IN33F-02
Semantic Support for Complex Ecosystem Research Environments

Wednesday, 16 December 2015: 13:55
2020 (Moscone West)
Deborah L McGuinness, Rensselaer Polytechnic Institute, Troy, NY, United States
Abstract:
As ecosystems come under increasing stresses from diverse sources, there is growing interest in research efforts aimed at monitoring, modeling, and improving understanding of ecosystems and protection options. We aimed to provide a semantic infrastructure capable of representing data initially related to one large aquatic ecosystem research effort – the Jefferson project at Lake George. This effort includes significant historical observational data, extensive sensor-based monitoring data, experimental data, as well as model and simulation data covering topics including lake circulation, watershed runoff, lake biome food webs, etc. The initial measurement representation has been centered on monitoring data and related provenance.
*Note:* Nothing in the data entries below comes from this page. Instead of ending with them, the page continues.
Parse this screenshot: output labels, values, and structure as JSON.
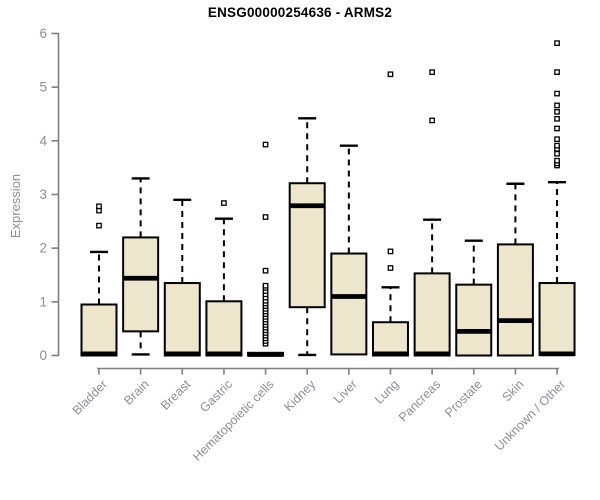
{
  "title": "ENSG00000254636 - ARMS2",
  "colors": {
    "box_fill": "#ede6cc",
    "box_stroke": "#000000",
    "axis_line": "#7e7e7e",
    "axis_text": "#8a8f98",
    "background": "#ffffff",
    "title_text": "#000000"
  },
  "chart_data": {
    "type": "boxplot",
    "title": "ENSG00000254636 - ARMS2",
    "xlabel": "",
    "ylabel": "Expression",
    "ylim": [
      0,
      6
    ],
    "y_ticks": [
      "0",
      "1",
      "2",
      "3",
      "4",
      "5",
      "6"
    ],
    "grid": false,
    "legend": "none",
    "categories": [
      "Bladder",
      "Brain",
      "Breast",
      "Gastric",
      "Hematopoietic cells",
      "Kidney",
      "Liver",
      "Lung",
      "Pancreas",
      "Prostate",
      "Skin",
      "Unknown / Other"
    ],
    "series": [
      {
        "name": "Bladder",
        "whislo": 0,
        "q1": 0,
        "med": 0.03,
        "q3": 0.95,
        "whishi": 1.93,
        "outliers": [
          2.42,
          2.7,
          2.78
        ]
      },
      {
        "name": "Brain",
        "whislo": 0.02,
        "q1": 0.45,
        "med": 1.44,
        "q3": 2.2,
        "whishi": 3.3,
        "outliers": []
      },
      {
        "name": "Breast",
        "whislo": 0,
        "q1": 0,
        "med": 0.03,
        "q3": 1.35,
        "whishi": 2.9,
        "outliers": []
      },
      {
        "name": "Gastric",
        "whislo": 0,
        "q1": 0,
        "med": 0.03,
        "q3": 1.01,
        "whishi": 2.55,
        "outliers": [
          2.84
        ]
      },
      {
        "name": "Hematopoietic cells",
        "whislo": 0,
        "q1": 0,
        "med": 0.02,
        "q3": 0.05,
        "whishi": 0.06,
        "outliers": [
          0.22,
          0.27,
          0.32,
          0.37,
          0.42,
          0.47,
          0.52,
          0.57,
          0.62,
          0.67,
          0.72,
          0.77,
          0.82,
          0.87,
          0.92,
          0.97,
          1.02,
          1.08,
          1.14,
          1.2,
          1.26,
          1.3,
          1.58,
          2.58,
          3.93
        ]
      },
      {
        "name": "Kidney",
        "whislo": 0.01,
        "q1": 0.9,
        "med": 2.79,
        "q3": 3.21,
        "whishi": 4.42,
        "outliers": []
      },
      {
        "name": "Liver",
        "whislo": 0.02,
        "q1": 0.02,
        "med": 1.1,
        "q3": 1.9,
        "whishi": 3.91,
        "outliers": []
      },
      {
        "name": "Lung",
        "whislo": 0,
        "q1": 0,
        "med": 0.03,
        "q3": 0.62,
        "whishi": 1.27,
        "outliers": [
          1.63,
          1.94,
          5.24
        ]
      },
      {
        "name": "Pancreas",
        "whislo": 0,
        "q1": 0,
        "med": 0.03,
        "q3": 1.53,
        "whishi": 2.53,
        "outliers": [
          4.38,
          5.28
        ]
      },
      {
        "name": "Prostate",
        "whislo": 0,
        "q1": 0,
        "med": 0.45,
        "q3": 1.32,
        "whishi": 2.14,
        "outliers": []
      },
      {
        "name": "Skin",
        "whislo": 0,
        "q1": 0,
        "med": 0.65,
        "q3": 2.07,
        "whishi": 3.2,
        "outliers": []
      },
      {
        "name": "Unknown / Other",
        "whislo": 0.01,
        "q1": 0.01,
        "med": 0.03,
        "q3": 1.35,
        "whishi": 3.23,
        "outliers": [
          3.54,
          3.58,
          3.63,
          3.76,
          3.85,
          3.91,
          4.03,
          4.23,
          4.41,
          4.54,
          4.66,
          4.88,
          5.28,
          5.82
        ]
      }
    ]
  }
}
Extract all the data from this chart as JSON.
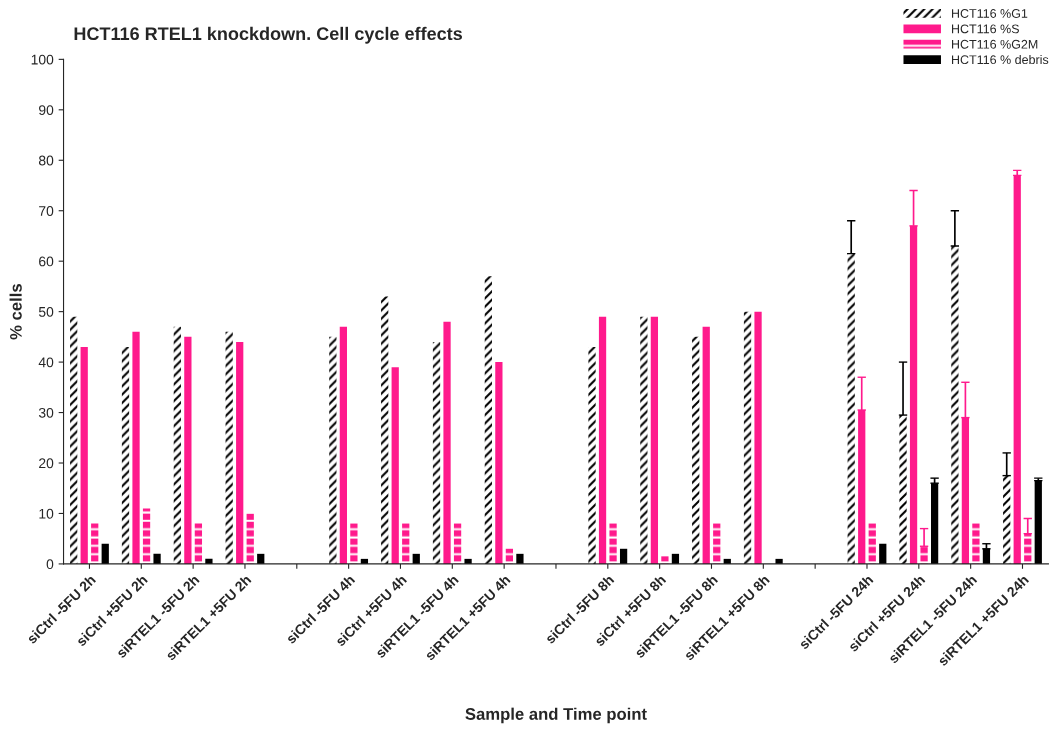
{
  "chart_data": {
    "type": "bar",
    "title": "HCT116 RTEL1 knockdown. Cell cycle effects",
    "xlabel": "Sample and Time point",
    "ylabel": "% cells",
    "categories": [
      "siCtrl -5FU 2h",
      "siCtrl +5FU 2h",
      "siRTEL1 -5FU 2h",
      "siRTEL1 +5FU 2h",
      null,
      "siCtrl -5FU 4h",
      "siCtrl +5FU 4h",
      "siRTEL1 -5FU 4h",
      "siRTEL1 +5FU 4h",
      null,
      "siCtrl -5FU 8h",
      "siCtrl +5FU 8h",
      "siRTEL1 -5FU 8h",
      "siRTEL1 +5FU 8h",
      null,
      "siCtrl -5FU 24h",
      "siCtrl +5FU 24h",
      "siRTEL1 -5FU 24h",
      "siRTEL1 +5FU 24h"
    ],
    "series": [
      {
        "name": "HCT116 %G1",
        "color": "#000000",
        "values": [
          49,
          43,
          47,
          46,
          null,
          45,
          53,
          44,
          57,
          null,
          43,
          49,
          45,
          50,
          null,
          61.5,
          29.5,
          63,
          17.5
        ],
        "errors": [
          null,
          null,
          null,
          null,
          null,
          null,
          null,
          null,
          null,
          null,
          null,
          null,
          null,
          null,
          null,
          [
            61.5,
            68
          ],
          [
            29.5,
            40
          ],
          [
            63,
            70
          ],
          [
            17.5,
            22
          ]
        ]
      },
      {
        "name": "HCT116 %S",
        "color": "#ff1a8c",
        "values": [
          43,
          46,
          45,
          44,
          null,
          47,
          39,
          48,
          40,
          null,
          49,
          49,
          47,
          50,
          null,
          30.5,
          67,
          29,
          77
        ],
        "errors": [
          null,
          null,
          null,
          null,
          null,
          null,
          null,
          null,
          null,
          null,
          null,
          null,
          null,
          null,
          null,
          [
            30.5,
            37
          ],
          [
            67,
            74
          ],
          [
            29,
            36
          ],
          [
            77,
            78
          ]
        ]
      },
      {
        "name": "HCT116 %G2M",
        "color": "#ff1a8c",
        "values": [
          8,
          11,
          8,
          10,
          null,
          8,
          8,
          8,
          3,
          null,
          8,
          1.5,
          8,
          0,
          null,
          8,
          3.5,
          8,
          6
        ],
        "errors": [
          null,
          null,
          null,
          null,
          null,
          null,
          null,
          null,
          null,
          null,
          null,
          null,
          null,
          null,
          null,
          null,
          [
            3.5,
            7
          ],
          null,
          [
            6,
            9
          ]
        ]
      },
      {
        "name": "HCT116 % debris",
        "color": "#000000",
        "values": [
          4,
          2,
          1,
          2,
          null,
          1,
          2,
          1,
          2,
          null,
          3,
          2,
          1,
          1,
          null,
          4,
          16,
          3,
          16.5
        ],
        "errors": [
          null,
          null,
          null,
          null,
          null,
          null,
          null,
          null,
          null,
          null,
          null,
          null,
          null,
          null,
          null,
          null,
          [
            16,
            17
          ],
          [
            3,
            4
          ],
          [
            16.5,
            17
          ]
        ]
      }
    ],
    "ylim": [
      0,
      100
    ],
    "yticks": [
      0,
      10,
      20,
      30,
      40,
      50,
      60,
      70,
      80,
      90,
      100
    ],
    "grid": false,
    "legend": "top right"
  }
}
We developed a human-aware sensor network ontology (HASNetO) that leverages existing ontologies (PROV-O, OBOE, VSTO*) in support of measurement annotations. We explicitly support the human-aware aspects of human sensor deployment and collection activity to help capture key provenance that often is lacking. Our foundational ontology has since been generalized into a family of ontologies and used to create our human-aware data collection infrastructure that now supports the integration of measurement data along with simulation data. Interestingly, we have also utilized the same infrastructure to work with partners who have some more specific needs for specifying the environmental conditions where measurements occur, for example, knowing that an air temperature is not an external air temperature, but of the air temperature when windows are shut and curtains are open. We have also leveraged the same infrastructure to work with partners more interested in modeling smart cities with data feeds more related to people, mobility, environment, and living.

We will introduce our human-aware data collection infrastructure, and demonstrate how it uses HASNetO and its supporting SOLR-based search platform to support data integration and semantic browsing. Further we will present learnings from its use in three relatively diverse large ecosystem research efforts and highlight some benefits and challenges related to our semantically-enhanced foundation.